I use it only for programming stuff (also multicore) and web surfing with a lot of tabs. Virtual Machines, few JetBrains IDE and local web server running in background should not be hard tasks for my next setup. I don't plan to game hard and often on this machine, but only occasionally (CallOfDuty 4 MW is enough for relax brain for me ;) ).

There are some parts i would like to leave from previous setup :
GPU : Gigabyte Radeon RX550
Power supply : SilentiumPC Vero M2 600W
SSD : Samsung 850 Evo 250GB
Case : Modecom C707 (Midi Tower) (OLD but still good :D )

I plan to buy new motherboard, ram, and cpu with cooler. I made some research and i suppose this setup could be good for my needs :

CPU - (270$) : AMD Ryzen 7 1700x
Cooler (40$) : SilentiumPC Fera 3
RAM (160$) : 2x8GB G.Skill Aegis 3000MHz
MoBo (120$) : ASRock X370 Pro4 (???)

I will buy it in my local PC store morele.net in Poland.

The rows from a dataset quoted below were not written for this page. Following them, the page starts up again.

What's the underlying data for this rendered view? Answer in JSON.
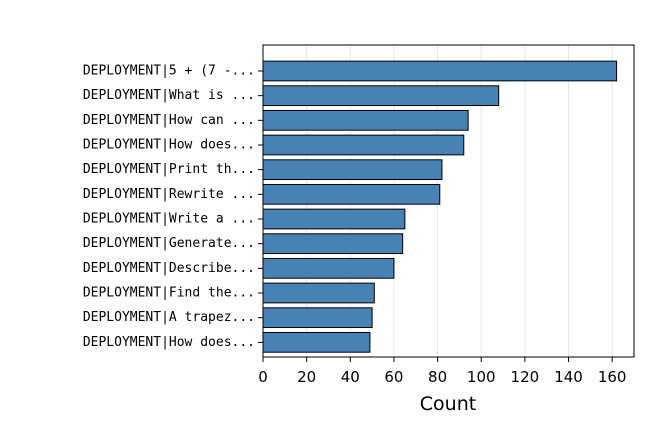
{
  "chart_data": {
    "type": "barh",
    "xlabel": "Count",
    "categories": [
      "DEPLOYMENT|5 + (7 -...",
      "DEPLOYMENT|What is ...",
      "DEPLOYMENT|How can ...",
      "DEPLOYMENT|How does...",
      "DEPLOYMENT|Print th...",
      "DEPLOYMENT|Rewrite ...",
      "DEPLOYMENT|Write a ...",
      "DEPLOYMENT|Generate...",
      "DEPLOYMENT|Describe...",
      "DEPLOYMENT|Find the...",
      "DEPLOYMENT|A trapez...",
      "DEPLOYMENT|How does..."
    ],
    "values": [
      162,
      108,
      94,
      92,
      82,
      81,
      65,
      64,
      60,
      51,
      50,
      49
    ],
    "color": "#4682b4",
    "xlim": [
      0,
      170
    ],
    "xticks": [
      0,
      20,
      40,
      60,
      80,
      100,
      120,
      140,
      160
    ],
    "grid": true
  }
}
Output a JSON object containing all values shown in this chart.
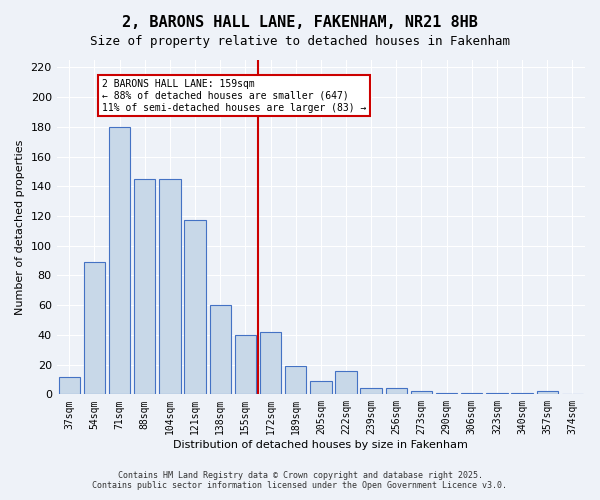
{
  "title": "2, BARONS HALL LANE, FAKENHAM, NR21 8HB",
  "subtitle": "Size of property relative to detached houses in Fakenham",
  "xlabel": "Distribution of detached houses by size in Fakenham",
  "ylabel": "Number of detached properties",
  "bar_labels": [
    "37sqm",
    "54sqm",
    "71sqm",
    "88sqm",
    "104sqm",
    "121sqm",
    "138sqm",
    "155sqm",
    "172sqm",
    "189sqm",
    "205sqm",
    "222sqm",
    "239sqm",
    "256sqm",
    "273sqm",
    "290sqm",
    "306sqm",
    "323sqm",
    "340sqm",
    "357sqm",
    "374sqm"
  ],
  "bar_values": [
    12,
    89,
    180,
    145,
    145,
    117,
    60,
    40,
    42,
    19,
    9,
    16,
    4,
    4,
    2,
    1,
    1,
    1,
    1,
    2,
    0
  ],
  "bar_color": "#c8d8e8",
  "bar_edge_color": "#4472c4",
  "background_color": "#eef2f8",
  "grid_color": "#ffffff",
  "vline_pos": 7.5,
  "vline_color": "#cc0000",
  "annotation_title": "2 BARONS HALL LANE: 159sqm",
  "annotation_line1": "← 88% of detached houses are smaller (647)",
  "annotation_line2": "11% of semi-detached houses are larger (83) →",
  "annotation_box_color": "#ffffff",
  "annotation_box_edge": "#cc0000",
  "ylim": [
    0,
    225
  ],
  "yticks": [
    0,
    20,
    40,
    60,
    80,
    100,
    120,
    140,
    160,
    180,
    200,
    220
  ],
  "footer1": "Contains HM Land Registry data © Crown copyright and database right 2025.",
  "footer2": "Contains public sector information licensed under the Open Government Licence v3.0."
}
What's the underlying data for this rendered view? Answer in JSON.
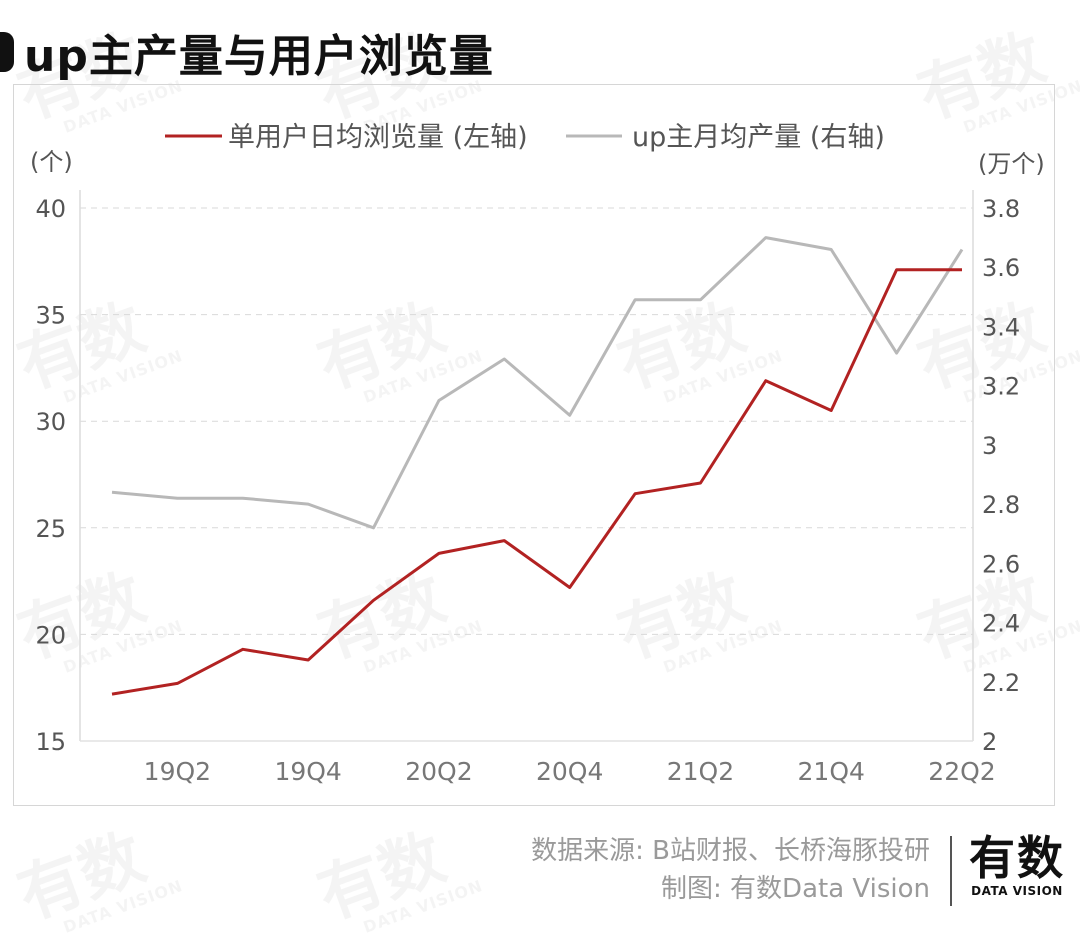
{
  "title": "up主产量与用户浏览量",
  "legend": {
    "series_left": "单用户日均浏览量 (左轴)",
    "series_right": "up主月均产量 (右轴)"
  },
  "axes": {
    "left_unit": "(个)",
    "right_unit": "(万个)",
    "left_ticks": [
      "40",
      "35",
      "30",
      "25",
      "20",
      "15"
    ],
    "right_ticks": [
      "3.8",
      "3.6",
      "3.4",
      "3.2",
      "3",
      "2.8",
      "2.6",
      "2.4",
      "2.2",
      "2"
    ],
    "x_ticks": [
      "19Q2",
      "19Q4",
      "20Q2",
      "20Q4",
      "21Q2",
      "21Q4",
      "22Q2"
    ]
  },
  "footer": {
    "source": "数据来源: B站财报、长桥海豚投研",
    "credit": "制图: 有数Data Vision",
    "logo_cn": "有数",
    "logo_en": "DATA VISION"
  },
  "watermark": {
    "cn": "有数",
    "en": "DATA VISION"
  },
  "colors": {
    "left_series": "#b22222",
    "right_series": "#b8b8b8",
    "grid": "#d9d9d9",
    "axis_text": "#555555"
  },
  "chart_data": {
    "type": "line",
    "title": "up主产量与用户浏览量",
    "x": [
      "19Q1",
      "19Q2",
      "19Q3",
      "19Q4",
      "20Q1",
      "20Q2",
      "20Q3",
      "20Q4",
      "21Q1",
      "21Q2",
      "21Q3",
      "21Q4",
      "22Q1",
      "22Q2"
    ],
    "series": [
      {
        "name": "单用户日均浏览量 (左轴)",
        "axis": "left",
        "unit": "个",
        "color": "#b22222",
        "values": [
          17.2,
          17.7,
          19.3,
          18.8,
          21.6,
          23.8,
          24.4,
          22.2,
          26.6,
          27.1,
          31.9,
          30.5,
          37.1,
          37.1
        ]
      },
      {
        "name": "up主月均产量 (右轴)",
        "axis": "right",
        "unit": "万个",
        "color": "#b8b8b8",
        "values": [
          2.84,
          2.82,
          2.82,
          2.8,
          2.72,
          3.15,
          3.29,
          3.1,
          3.49,
          3.49,
          3.7,
          3.66,
          3.31,
          3.66
        ]
      }
    ],
    "ylim_left": [
      15,
      40
    ],
    "ylim_right": [
      2,
      3.8
    ],
    "ylabel_left": "(个)",
    "ylabel_right": "(万个)",
    "grid": "horizontal dashed",
    "legend_position": "top"
  }
}
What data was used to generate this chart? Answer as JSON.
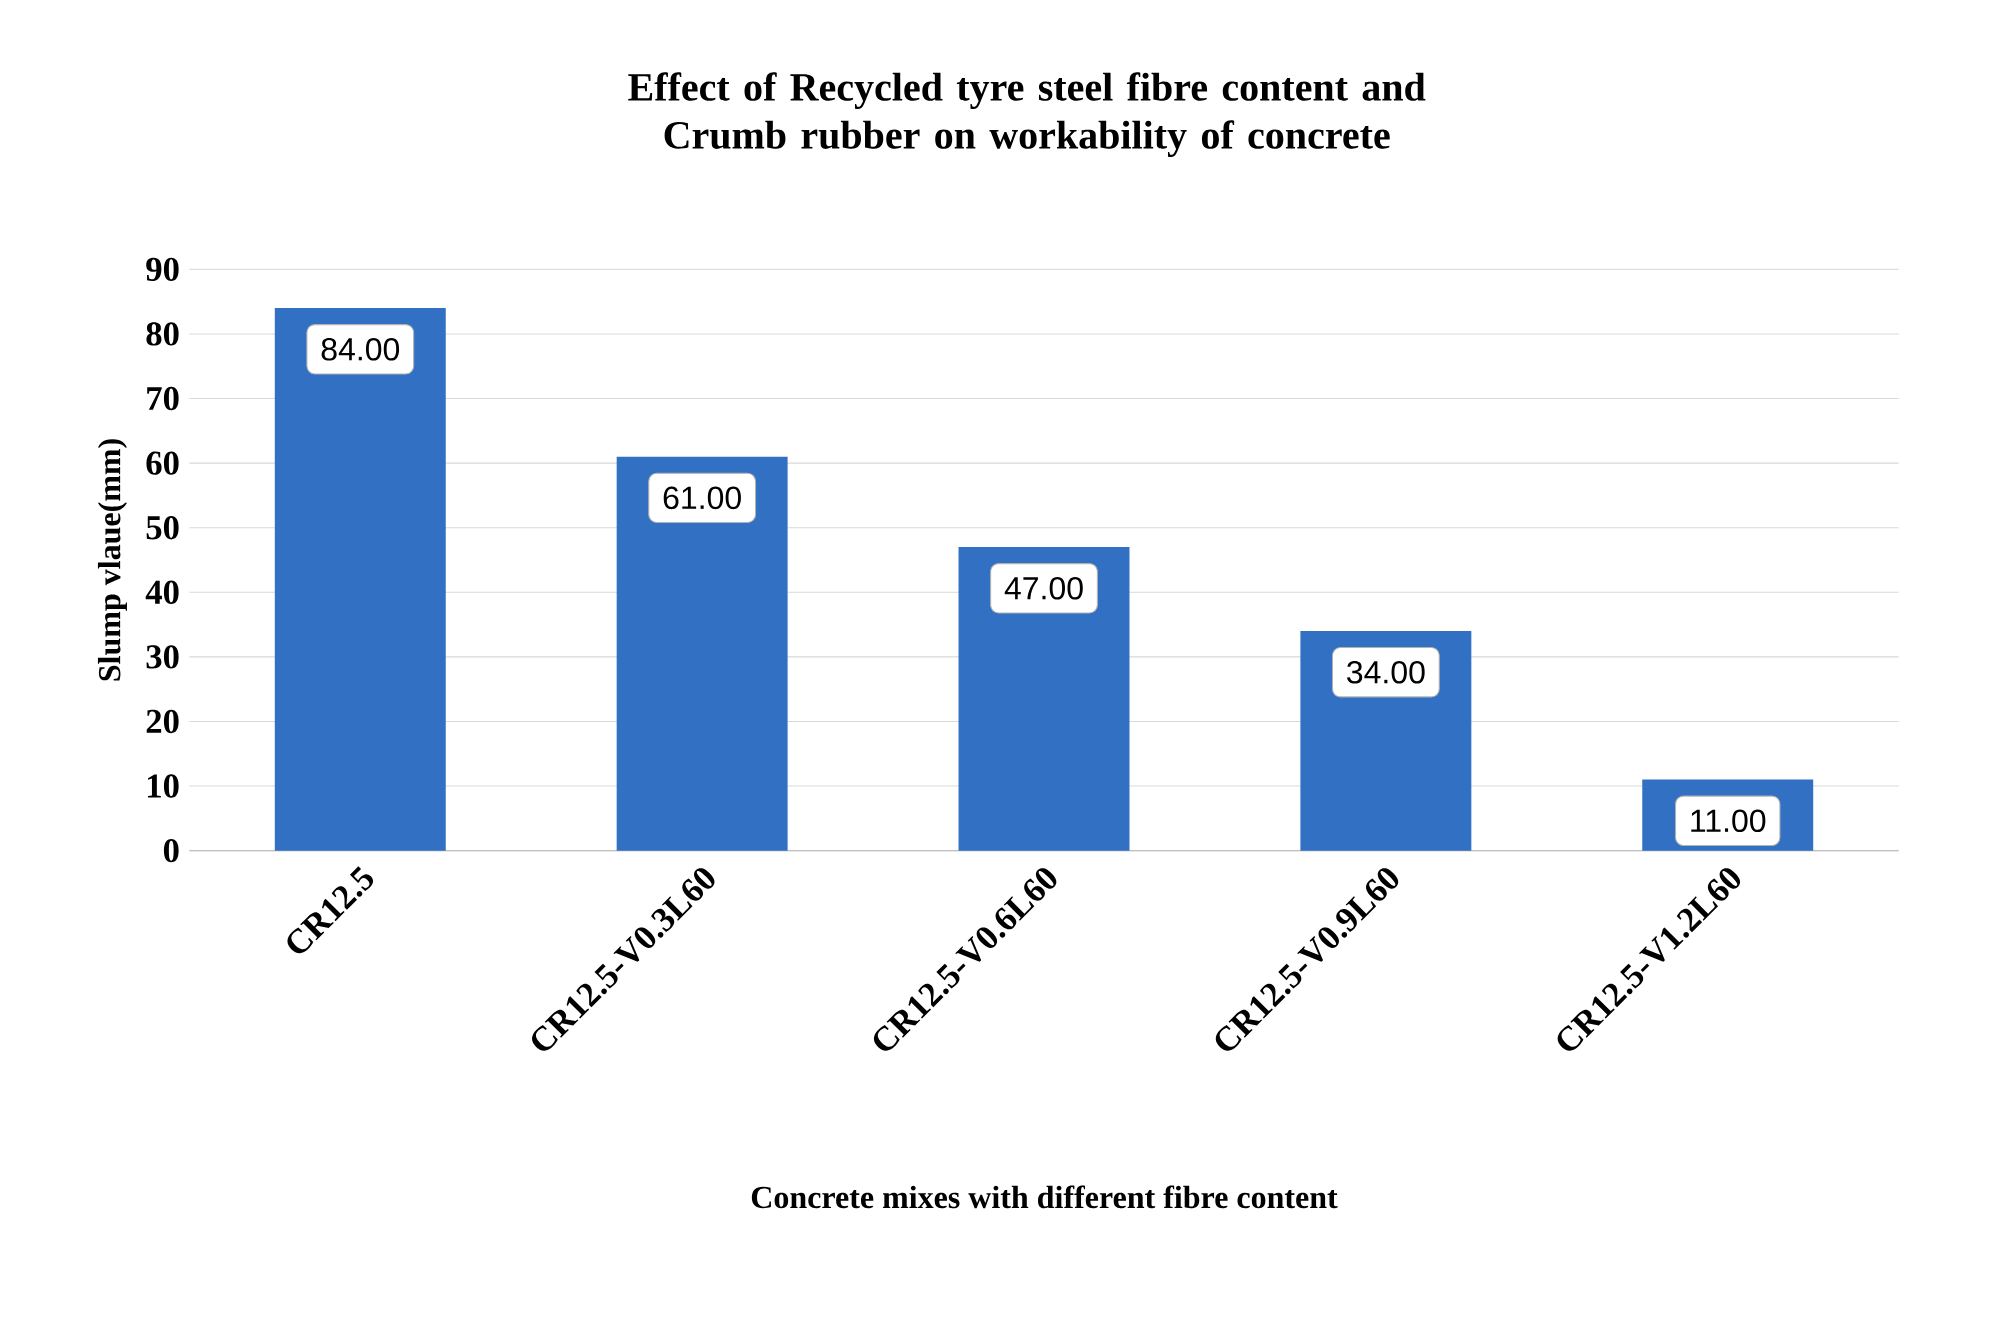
{
  "chart_data": {
    "type": "bar",
    "title": "Effect of Recycled tyre steel fibre content and Crumb rubber on workability of concrete",
    "xlabel": "Concrete mixes with different fibre content",
    "ylabel": "Slump vlaue(mm)",
    "categories": [
      "CR12.5",
      "CR12.5-V0.3L60",
      "CR12.5-V0.6L60",
      "CR12.5-V0.9L60",
      "CR12.5-V1.2L60"
    ],
    "values": [
      84,
      61,
      47,
      34,
      11
    ],
    "value_labels": [
      "84.00",
      "61.00",
      "47.00",
      "34.00",
      "11.00"
    ],
    "color": "#3170c2",
    "ylim": [
      0,
      90
    ],
    "yticks": [
      0,
      10,
      20,
      30,
      40,
      50,
      60,
      70,
      80,
      90
    ],
    "grid": "y"
  }
}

I only wonder if this motherboard is enough good for this CPU. Previously, I was thinking about MSI B350 Tomahawk which is often recommended, but I read that x370 chipset should be better for 1700x cpu, especially if I will plan to overclock it in the future. Moreover I read some good reviews of this ASRock X370 Pro4.

So the question is should I buy any other, maybe better motherboard, for this setup? F.e. MSI X370 Gaming Plus / PRO, Asus Prime X370-A or Gigabyte GA-AX370-Gaming K5 ... or cheaper like Gigabyte AX370 Gaming 3?
 
An x370 chipset is often preferable for use with an 8 core cpu such as the 1700x. They have a better power delivery system which may enable you to push the cpu a tad further with better voltages compared to a b350 board. I'm using a strix x370 board with my 8 core 1600, so it behaves more like a 1700, and I can push it to 4ghz with around 1.35v.
The Asrock board you've chosen is pretty good- the main issue was the bios was poor at first but I'm sure this has been addressed with all the updates throughout its release.